Fino a quella telefonata. Reira era corsa in ospedale, troppo tardi. Senza neppure il tempo di dire qualcosa a sua madre, di sentire le sue ultime parole. Cosa aveva pensato di lei mentre dal suo letto fissava una porta che non si apriva? Sperava che negli ultimi attimi fosse rimasta incosciente.
Aveva ascoltato il medico che le dava le condoglianze, poi era arrivato il compagno di suo madre. Non lo aveva riconosciuto. Forse era un altro rispetto all’ultima volta. Forse. Chissà come passava il tempo sua madre mentre la figlia scalava le classifiche dell’Oricon a Tokyo? Lo ascoltò con il trucco sfatto del servizio fotografico, con la stanchezza del viaggio in aereo addosso, mentre lui diceva che per il funerale era tutto a posto, aveva già dato le disposizioni, cercato un sacerdote per la cerimonia, preso accordi per la cremazione. C’era la questione della casa, ancora aperta. Lo diceva per correttezza, aggiunse ma i suoi occhi la squadravano con freddezza, con un leggero disgusto molto provinciale per una ragazza giovane e bella che aveva successo nel mondo dello spettacolo. Reira lo aveva guardato, senza capire esattamente cosa volesse da lei quell’ometto vestito da salaryman squattrinato, tutta presa da altri pensieri che non l’eredità o la cerimonia funebre o le carte che avrebbe dovuto firmare per il decesso. Si stava chiedendo dov’erano le sue lacrime. Mari-chan era intervenuta, a quel punto, dicendo che ne avrebbe parlato con l’avvocato di Reira-san. Gomen, ma Reira-san era stanca. Gomen.
A casa sua (a casa di sua madre) Reira aveva scacciato via Mari-chan, gridandole dietro qualcosa di cui non ricordava di preciso le parole esatte. Di sicuro aveva detto di chiamare Takumi.
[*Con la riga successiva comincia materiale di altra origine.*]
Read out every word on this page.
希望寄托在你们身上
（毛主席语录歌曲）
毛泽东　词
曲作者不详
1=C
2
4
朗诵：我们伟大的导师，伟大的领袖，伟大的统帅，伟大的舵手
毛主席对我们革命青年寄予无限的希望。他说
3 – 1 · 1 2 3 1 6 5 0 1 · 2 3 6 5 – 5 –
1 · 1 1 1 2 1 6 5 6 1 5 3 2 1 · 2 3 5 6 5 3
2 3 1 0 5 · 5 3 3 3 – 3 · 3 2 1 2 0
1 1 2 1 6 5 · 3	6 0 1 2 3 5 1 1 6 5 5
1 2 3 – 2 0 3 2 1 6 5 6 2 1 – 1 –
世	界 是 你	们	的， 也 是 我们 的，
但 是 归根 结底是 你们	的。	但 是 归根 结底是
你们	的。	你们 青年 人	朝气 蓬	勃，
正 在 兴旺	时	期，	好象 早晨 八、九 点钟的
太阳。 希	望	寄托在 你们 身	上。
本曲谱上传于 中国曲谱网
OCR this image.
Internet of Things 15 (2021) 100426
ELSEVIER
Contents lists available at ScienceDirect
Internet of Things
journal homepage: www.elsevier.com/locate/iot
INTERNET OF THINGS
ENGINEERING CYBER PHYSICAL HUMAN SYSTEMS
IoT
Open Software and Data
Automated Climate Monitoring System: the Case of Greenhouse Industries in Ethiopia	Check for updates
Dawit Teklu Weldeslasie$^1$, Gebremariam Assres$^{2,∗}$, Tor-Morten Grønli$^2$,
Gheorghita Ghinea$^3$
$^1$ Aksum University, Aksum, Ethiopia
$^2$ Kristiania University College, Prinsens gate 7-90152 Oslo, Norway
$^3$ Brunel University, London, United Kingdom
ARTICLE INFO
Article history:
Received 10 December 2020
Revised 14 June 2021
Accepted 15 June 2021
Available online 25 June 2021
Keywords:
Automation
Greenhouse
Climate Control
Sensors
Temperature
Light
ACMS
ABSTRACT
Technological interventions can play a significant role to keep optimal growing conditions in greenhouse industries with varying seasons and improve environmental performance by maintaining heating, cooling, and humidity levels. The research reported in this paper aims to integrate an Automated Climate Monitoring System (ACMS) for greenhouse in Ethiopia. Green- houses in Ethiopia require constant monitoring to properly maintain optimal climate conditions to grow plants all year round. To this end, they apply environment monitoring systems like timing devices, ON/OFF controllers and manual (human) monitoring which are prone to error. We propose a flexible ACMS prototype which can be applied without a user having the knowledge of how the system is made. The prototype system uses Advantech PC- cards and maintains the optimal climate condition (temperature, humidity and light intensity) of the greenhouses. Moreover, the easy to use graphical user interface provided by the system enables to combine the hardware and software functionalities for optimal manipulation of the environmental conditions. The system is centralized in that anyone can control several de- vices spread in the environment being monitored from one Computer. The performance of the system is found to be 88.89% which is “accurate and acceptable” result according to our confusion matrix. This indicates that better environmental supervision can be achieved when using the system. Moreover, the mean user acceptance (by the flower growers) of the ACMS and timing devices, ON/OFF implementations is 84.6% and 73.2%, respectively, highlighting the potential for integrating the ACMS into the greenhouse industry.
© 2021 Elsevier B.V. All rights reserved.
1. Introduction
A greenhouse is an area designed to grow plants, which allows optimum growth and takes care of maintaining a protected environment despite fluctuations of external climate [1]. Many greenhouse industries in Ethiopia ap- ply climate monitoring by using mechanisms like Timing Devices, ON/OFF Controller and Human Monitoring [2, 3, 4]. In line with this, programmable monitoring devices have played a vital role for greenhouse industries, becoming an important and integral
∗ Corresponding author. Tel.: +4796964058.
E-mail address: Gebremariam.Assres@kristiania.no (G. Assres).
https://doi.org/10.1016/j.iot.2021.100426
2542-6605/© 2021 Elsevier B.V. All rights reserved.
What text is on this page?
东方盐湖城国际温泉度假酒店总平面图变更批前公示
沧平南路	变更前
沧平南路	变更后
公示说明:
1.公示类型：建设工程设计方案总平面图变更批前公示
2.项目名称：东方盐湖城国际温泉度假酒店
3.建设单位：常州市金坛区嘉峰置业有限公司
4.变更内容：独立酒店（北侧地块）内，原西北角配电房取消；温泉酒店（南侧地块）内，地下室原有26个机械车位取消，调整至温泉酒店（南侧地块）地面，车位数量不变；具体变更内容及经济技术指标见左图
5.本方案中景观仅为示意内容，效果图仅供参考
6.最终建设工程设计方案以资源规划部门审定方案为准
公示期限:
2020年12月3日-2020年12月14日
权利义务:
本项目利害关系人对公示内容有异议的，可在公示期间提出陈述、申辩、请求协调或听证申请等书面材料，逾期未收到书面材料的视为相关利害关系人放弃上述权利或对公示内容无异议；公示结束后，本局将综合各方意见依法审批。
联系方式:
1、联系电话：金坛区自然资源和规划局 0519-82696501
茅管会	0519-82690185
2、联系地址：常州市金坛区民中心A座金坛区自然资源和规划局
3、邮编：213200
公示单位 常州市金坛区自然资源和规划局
Naoki era ora qui, con una tazza di caffè fumante in mano e gli occhi velati di lacrime.
“Mi dispiace… io… non… sai, non so che dire.”
Face un sorriso timido, chiaramente imbarazzato da quella mancanza di spirito.
Fu di fronte all’espressione perplessa di Naoki che Reira scoppiò a piangere, singhiozzi forti da bambina orfana. Naoki le diede dei colpetti incoraggianti sulla spalla, cercando delle parole che non riusciva a trovare, e si unì a lei in un pianto silenzioso, abbracciandola perché quel dolore era troppo forte per lei. Non sapeva cosa altro fare.
Quando si staccarono, il caffè nelle tazze era tiepido al punto giusto.